How Different Music Affects Us
February 24, 2017
Music has tons of positive and negative effects on people’s mental and even physical health. Many people listen and use music as a creative outlet or as a way to cope with a situation; our brains actually respond differently to happy and sad music. Our brain allows us to see neutral faces depending whether happy or sad music was being played.
For example, a study was done by Sciencedirect showing that after hearing a short piece of music, participants were more likely to interpret a neutral expression as happy or sad, to match the tone of the music they had heard. Our brains also have two different emotions for music and those are perceived emotions and felt emotions. Which means we understand the music’s emotion without really feeling that emotion ourselves. Whether it is a sad or a happy song, we will perceive it differently depending on how we feel.
No surprise here, but music does help us exercise. In 1911, an American researcher, Leonard Ayres, found that cyclists pedaled faster while listening to music than they did in silence. The reason why this happens is because music drowns out fatigue. As our body realizes we’re tired and wants to stop exercising, we automatically want a break. Listening to music competes for our brain’s attention, and helps us override those signals of fatigue, but this is mostly beneficial for low and moderate exercise. For high intensity exercises, music isn’t as powerful.
We can push through pain and longer exercises while we listen to music and music also help us use our energy more efficiently. In a study done in 2012 by Scientific American it showed that cyclists who listened to music while they cycled required 7% less oxygen than those who cycled in silence.
The emotions evoked by music don’t just feel good, they’re healthy for you. Studies have been done and those studies found that listening to music can reduce anxiety, fight depression, and even help boost the immune system.
However, music can also negatively impact your mental health. For example, people who listen to music for solace use that music to feel understood and less alone. A person with depression might listen to a song about living with the illness and find comfort in it.
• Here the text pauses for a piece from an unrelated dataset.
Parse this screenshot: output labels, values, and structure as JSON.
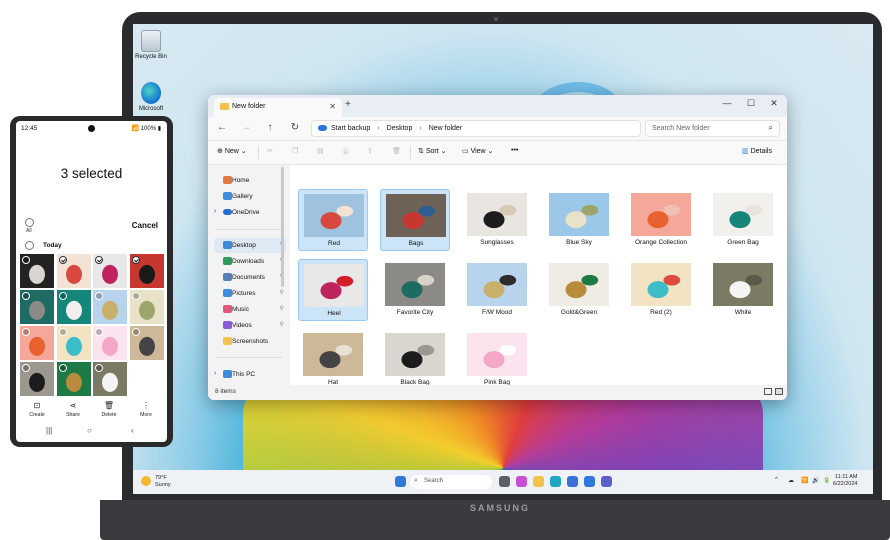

People also listen to music that matches their emotional state to express that emotion. For instance, a person who is frustrated might sing along to angry music to provide an outlet for that frustration. In other words, venting negative emotions through music doesn’t help all those negative emotions–in fact, it can even make them worse. There is music therapy now and it is a sanctioned form of health care with clinical, quantitative research to help back it up. In some cases, it is as effective as traditional forms of therapy, especially for adolescents with mood disorders or adults with depression.
In short, music has both positive effects on the mind and as well as the body. Music can help alleviate our anxiety and depression, it helps us exercise as well as gives us strength, and music helps us out of bad moods and so much more.